Science is getting more challenging and exciting at the same time!
In this very specific case, it is not really a matter of fitting. We have a model and the observation of this particle was a prediction. The theory is based on some fundamental principle from which we can deduce a lot of things (predictions) from a very small setter of parameters (fitted quantities).
But there are still unknowns, which we are trying to know better.
Now, how to link this to another domain of science is another question, and exciting too :)
What are the physical properties of the particle? Weight, mass, size?
What we know today is that this particle exists, we know its mass, and we have ideas about its width and lifetime.

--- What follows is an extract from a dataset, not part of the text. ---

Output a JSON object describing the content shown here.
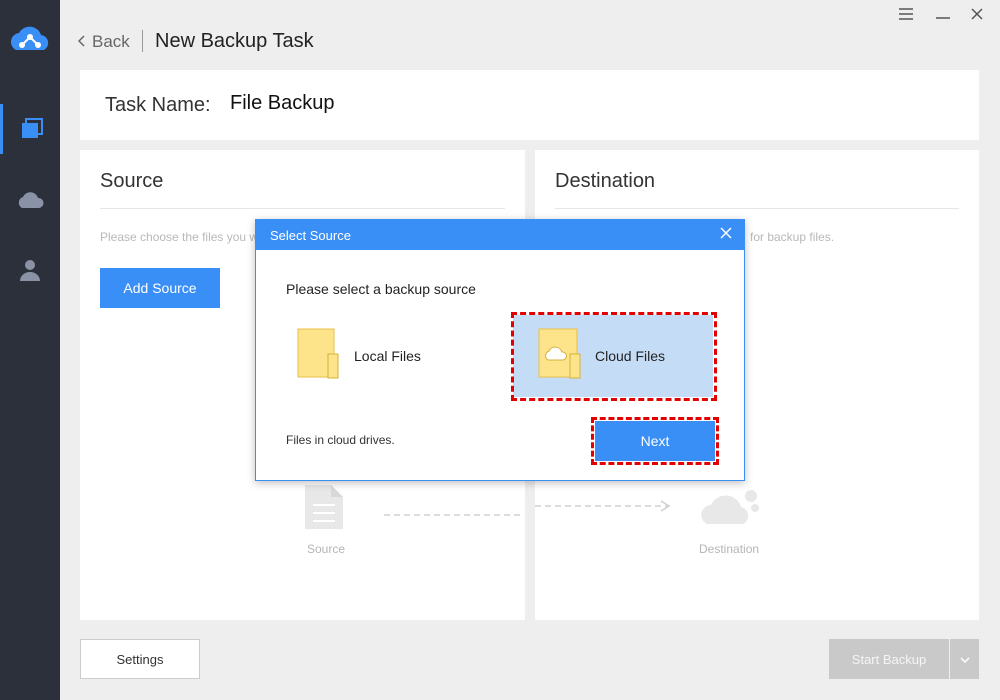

The mass of the particle is 3.61 GeV/c2 (in standard units for particle masses, 1 GeV/c2 being the mass of the proton). The width is consistent with the experimental resolution we have, and the lifetime as well (we don't have enough information to get precise numbers out of that).
Note that there is no such a thing as a weight as a property of a particle. Moreover, the size is not definite as well (we are living in the quantum world here).
Always interesting the quantum world.
It's a heavy particle then.
This depends how one defines heavy. The mass of the top quark is of 173 GeV / c 2 which is much heavier. And we are expected new elementary particles to be of several of hundreds, possibly thousands, of GeV :)
173 times heavier than the proton? And there are still heavier particles?? I would expect that they should be interacting more with each other or with "normal particles" like neutrons, protons, electrons...
What is a normal particle? The name 'normal' sounds definitely weird to me :)
By the way, a neutron and a proton are not elementary particles, but are made of smaller and lighter entities named quarks. The interactions are in fact not necessarily connected to the mass of the particles (take electromagnetism for instance that is connected to the electric charge of the particles).
Great. Are quarks the smallest possible entities? How about trying to squash them into something smaller? If I where a scientist maybe I would study that at the LHC.
Quarks (and gluons) are actually being smashed into each other at the LHC, and for the moment, there is no apparent sign of any quark substructure. But studies are continuing :)
Although I consider myself intelligent, this looks hard!!
Nice post @lemouth :)
Reading the post I refer to may facilitate the understanding, as said in another comment. In any case i am here for help if needed :)
The subject of the post is very interesting, and you really explain it in the best way. Congrats!
Science advances!
Thanks a lot :)
vote my comment and i vote back
what does this mean in English? lol anyone?
As I said, you nsy need to check my earlier posts on quarks and their interactions. This will help. Otherwise, i can also help for any specific question.